Efendim, geçen gün bir takvim yaprağında bir söz okuyunca içimden onu
sizlerle paylaşmak geçmişti. Bu Lokman Hekim'e ait bir sözdü: "Esenlik
zamanlarında muhtaç olanların gönlünü almayı unutma. Senden yana yakıla
isteyene gönül rızasıyla ver. Yoksa bir zalim gelir, zorla alır". Bu söz
üzerine düşünmüştüm bu zamanda zalim nasıl olur, nasıl zorla alır diye?

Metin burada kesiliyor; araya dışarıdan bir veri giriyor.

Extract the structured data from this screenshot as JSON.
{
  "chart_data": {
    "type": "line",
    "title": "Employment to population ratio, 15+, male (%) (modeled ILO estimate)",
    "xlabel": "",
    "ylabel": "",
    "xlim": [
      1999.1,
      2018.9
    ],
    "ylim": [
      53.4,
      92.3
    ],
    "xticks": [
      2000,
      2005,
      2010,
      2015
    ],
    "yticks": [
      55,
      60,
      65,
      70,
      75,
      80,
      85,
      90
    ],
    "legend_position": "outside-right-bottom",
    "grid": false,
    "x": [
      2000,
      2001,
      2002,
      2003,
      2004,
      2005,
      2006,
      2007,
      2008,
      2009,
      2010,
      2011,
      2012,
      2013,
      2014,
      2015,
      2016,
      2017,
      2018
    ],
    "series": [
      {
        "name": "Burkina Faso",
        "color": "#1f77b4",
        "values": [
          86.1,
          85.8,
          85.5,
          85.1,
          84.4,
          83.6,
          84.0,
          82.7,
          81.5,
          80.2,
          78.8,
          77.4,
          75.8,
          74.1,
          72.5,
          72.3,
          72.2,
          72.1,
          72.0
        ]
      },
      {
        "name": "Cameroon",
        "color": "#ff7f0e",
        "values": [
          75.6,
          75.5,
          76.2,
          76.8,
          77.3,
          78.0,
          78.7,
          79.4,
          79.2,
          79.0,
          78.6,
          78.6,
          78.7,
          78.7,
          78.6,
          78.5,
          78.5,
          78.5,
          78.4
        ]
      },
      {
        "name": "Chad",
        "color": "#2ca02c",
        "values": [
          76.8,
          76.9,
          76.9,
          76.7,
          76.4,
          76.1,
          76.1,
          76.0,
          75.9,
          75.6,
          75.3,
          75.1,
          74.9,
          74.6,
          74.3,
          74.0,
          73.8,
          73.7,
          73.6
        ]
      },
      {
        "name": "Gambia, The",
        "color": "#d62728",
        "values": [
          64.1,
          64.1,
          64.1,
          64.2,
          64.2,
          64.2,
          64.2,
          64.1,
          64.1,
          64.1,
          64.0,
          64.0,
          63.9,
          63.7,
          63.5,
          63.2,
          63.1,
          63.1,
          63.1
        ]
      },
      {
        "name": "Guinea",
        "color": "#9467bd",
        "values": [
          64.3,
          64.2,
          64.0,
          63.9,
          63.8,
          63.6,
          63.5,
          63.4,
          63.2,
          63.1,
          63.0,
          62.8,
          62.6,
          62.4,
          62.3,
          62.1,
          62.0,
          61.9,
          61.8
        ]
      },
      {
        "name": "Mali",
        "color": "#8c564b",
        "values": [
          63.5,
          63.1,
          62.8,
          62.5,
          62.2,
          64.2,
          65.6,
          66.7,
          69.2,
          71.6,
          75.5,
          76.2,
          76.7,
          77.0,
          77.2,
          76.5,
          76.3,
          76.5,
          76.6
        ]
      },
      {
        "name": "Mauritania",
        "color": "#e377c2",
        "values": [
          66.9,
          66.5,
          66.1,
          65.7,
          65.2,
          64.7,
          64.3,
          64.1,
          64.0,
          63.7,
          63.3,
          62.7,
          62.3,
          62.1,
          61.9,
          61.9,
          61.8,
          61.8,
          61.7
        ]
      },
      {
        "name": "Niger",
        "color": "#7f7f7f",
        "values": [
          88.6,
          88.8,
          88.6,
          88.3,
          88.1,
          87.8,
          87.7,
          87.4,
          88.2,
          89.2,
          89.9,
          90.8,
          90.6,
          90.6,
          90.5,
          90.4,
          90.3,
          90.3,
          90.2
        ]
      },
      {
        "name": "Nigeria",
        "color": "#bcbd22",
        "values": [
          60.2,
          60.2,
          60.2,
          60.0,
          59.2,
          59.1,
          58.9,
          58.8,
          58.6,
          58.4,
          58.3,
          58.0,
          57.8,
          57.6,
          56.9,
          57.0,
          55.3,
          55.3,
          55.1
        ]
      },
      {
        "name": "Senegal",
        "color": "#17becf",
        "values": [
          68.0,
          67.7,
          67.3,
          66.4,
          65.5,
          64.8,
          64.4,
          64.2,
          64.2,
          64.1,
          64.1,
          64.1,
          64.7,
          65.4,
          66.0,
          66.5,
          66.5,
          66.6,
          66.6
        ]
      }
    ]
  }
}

Ertesi günü işyerine geldiğimde bir çalışanımızı gördüm, çok dertli idi,
evinlerine hırsız girmiş,değerli olabilecek ne varsa götürmüş. Arada ne
kadar ilgi kurulabilir bilemiyorum ama bu durum beni uzun uzun
düşündürdü. Ve aklıma yine Rahmetli Onkolog Doktor Haluk Nurbaki Bey'in
bir kitabında okuduğum bir bölüm geldi. Şöyle anlatıyordu kendinin de
bizzat tanıdığı bir meczubun hikayesini. Bir şehirde bazı kimseleri
durdurup hatırlı miktarda yardım talep eden bir meczup varmış. İstediği
miktar genelde elini cebine atan bir insanın vermeyi düşündüğünden
fazlası imiş, ama imkanlarına göre fazla sayılmayacak kadarı. Yalnız
kesin olarak bilinen şuymuş ki aldığı paraları kendine harcamaz, götürür
yoksul kimselere dağıtırmış. Bir gün bir devlet dairesine gider bu
meczup ve ordaki memurlardan birinden yüksek bir miktar yardım etmesini
ister. Memur ona dönerek kızgın bir sesle: "Biliyorum ki der bu parayı
kendine harcamayacaksın, öyle olacağını bilsem verirdim, ama
vermeyeceğim". Bunun üzerine meczup ısrar etmez, gerisin geriye çıkar
gider. Bir hafta sonra bu memurun hanımı evi boşaltarak çocuklarıyla
birlikte onu terkeder. Bu olay Rahmetli Doktor Haluk Bey'i çok
düşündürür ve meczubdan bu işin açıklamasını rica eder: Adam söylemek
istemezse de sonunda şöyle anlatır: "Ben der o memurun böyle bir hadise
yaşayacağını hissetttim ve sadaka kazayı atlatmaya vesiledir hükmünce
yardımcı olmak istedim ve buna uygun miktarı ondan talep ettim, ama o
kabul etmedi" der.
Bugün bizler için önemli olan elindeki nimetlerin aslında bir imtihan
vesilesi olduğunun farkında olmak ve gereğinde paylaşabilmek. Resulullah
Efendimiz "Siz yoksullarınız suretiyle yardım olunursunuz" buyuruyor. O
nedenle toplumsal anlamda yardımlaşma konusu bizler için bugün
herzamankinden çok daha önemli olmalı. Çünkü hızla bir negatiflikler
ortamı oluşturulmaya çalışılıyor ki bunu giderecek en güzel adım
güzellikleri paylaşma duygusu olabilir. Bu yerine göre bir sabah selamı,
bir güleryüz, bir kimsesizi ziyaret, bir hayırlı işler dileği, yerine
göre bir bilginin aktarımı, yerine göre de bir tebessüm de olabilir
pekala...
Yıllarca önceydi bir sohbetinizde genç bir lise talebesiyken elleri ve
ayakları üzerinde zor yürüyebilen bir dilenciyle karşılaştığınızı, sizi
çok etkilediğini, önce başını okşayıp, bir talebe harçlığınca yardımda
bulunmak istediğinizi, ancak onun sizin bu sıcak ilginizden duygulanarak
sevincinden yardımı almadığını şimdiye kadar kimseden görmediği bu saygı
dolu ilginin kendisine yeteceğini söylediğini anlatmıştınız.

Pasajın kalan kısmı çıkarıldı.